Thursday, October 15, 2009

Pal Says Clemens Faces Jail Before Cooperstown

While steroid-tarnished Yankees pitcher Andy Pettitte enjoys absolution as he tries to win the American League pennant, former teammate Roger Clemens remains under a cloud that will not go away until he faces the possibility of prison by coming clean as Pettitte did, a career-long friend says.

"If he wants to go to the Hall of Fame," says Clemens' college teammate Rusty Uresti, "he's going to have to go back and tell them to 'lock me up for perjury' or whatever. He should have got his story straight with Pettitte, say that he was just trying to help the team."

While Clemens has sworn under oath that he never used performance-enhancing drugs, he could face a finding of contempt of Congress or other retribution if it is proved he is lying.

Pettitte acknowledged using a banned substance, asking and receiving understanding and forgiveness. Clemens meanwhile is sticking with his story, and has filed various motions and countersuits to save his reputation.
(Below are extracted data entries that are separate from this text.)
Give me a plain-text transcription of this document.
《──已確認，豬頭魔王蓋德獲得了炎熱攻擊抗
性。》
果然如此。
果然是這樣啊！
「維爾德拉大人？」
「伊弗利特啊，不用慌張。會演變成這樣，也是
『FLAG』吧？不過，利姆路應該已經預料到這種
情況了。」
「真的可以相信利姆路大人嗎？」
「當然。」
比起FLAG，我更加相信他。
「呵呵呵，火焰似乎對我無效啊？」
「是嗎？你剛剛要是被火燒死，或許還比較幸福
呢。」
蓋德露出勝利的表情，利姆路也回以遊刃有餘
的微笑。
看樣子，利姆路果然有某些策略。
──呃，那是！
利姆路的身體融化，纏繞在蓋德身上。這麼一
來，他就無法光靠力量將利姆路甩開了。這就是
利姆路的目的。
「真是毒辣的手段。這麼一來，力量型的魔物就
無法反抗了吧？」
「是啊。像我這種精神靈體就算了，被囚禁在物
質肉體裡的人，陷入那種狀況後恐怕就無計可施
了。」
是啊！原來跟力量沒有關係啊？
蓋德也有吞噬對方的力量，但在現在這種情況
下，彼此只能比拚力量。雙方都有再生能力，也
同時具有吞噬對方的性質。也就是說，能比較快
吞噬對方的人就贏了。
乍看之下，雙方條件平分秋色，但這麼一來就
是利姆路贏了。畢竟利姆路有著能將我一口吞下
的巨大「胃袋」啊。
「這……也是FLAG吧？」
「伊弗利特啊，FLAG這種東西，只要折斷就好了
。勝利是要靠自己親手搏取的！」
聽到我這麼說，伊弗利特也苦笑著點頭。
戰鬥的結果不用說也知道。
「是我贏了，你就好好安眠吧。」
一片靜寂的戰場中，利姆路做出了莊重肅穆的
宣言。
The irony is that if Clemens took drugs it means only that he was just doing what other players were doing at that time, given the tacit standards and norms of his era, said Uresti. As soon as bans were enforced, it was over, he said.

"He never tested positive," said the former Atlanta Braves minor league catcher and Mexican League pitcher caught Clemens in his final year at University of Texas in 1983. Now residing in the Austin area, Uresti works as a professional caddy for PGA tour members, including Robert Gamez, Frank Lickliter and others.

Uresti and Clemens have stayed acquainted over the years though neither Uresti nor other former teammates tend to discuss Clemens' legal troubles when they see him, Uresti said. The subject is pointless, as most players from Clemens' time understand that it used to be more or less acceptable to do whatever you could to stay productive,' Uresti said.

Uresti said he likely would have tested positive if he had been examined duringhis baseball playing days as he ocassionally used a topically applied type of horse linament that was commonly found in lockerrooms in the 1980s and more recently.

He thought little of it at the time.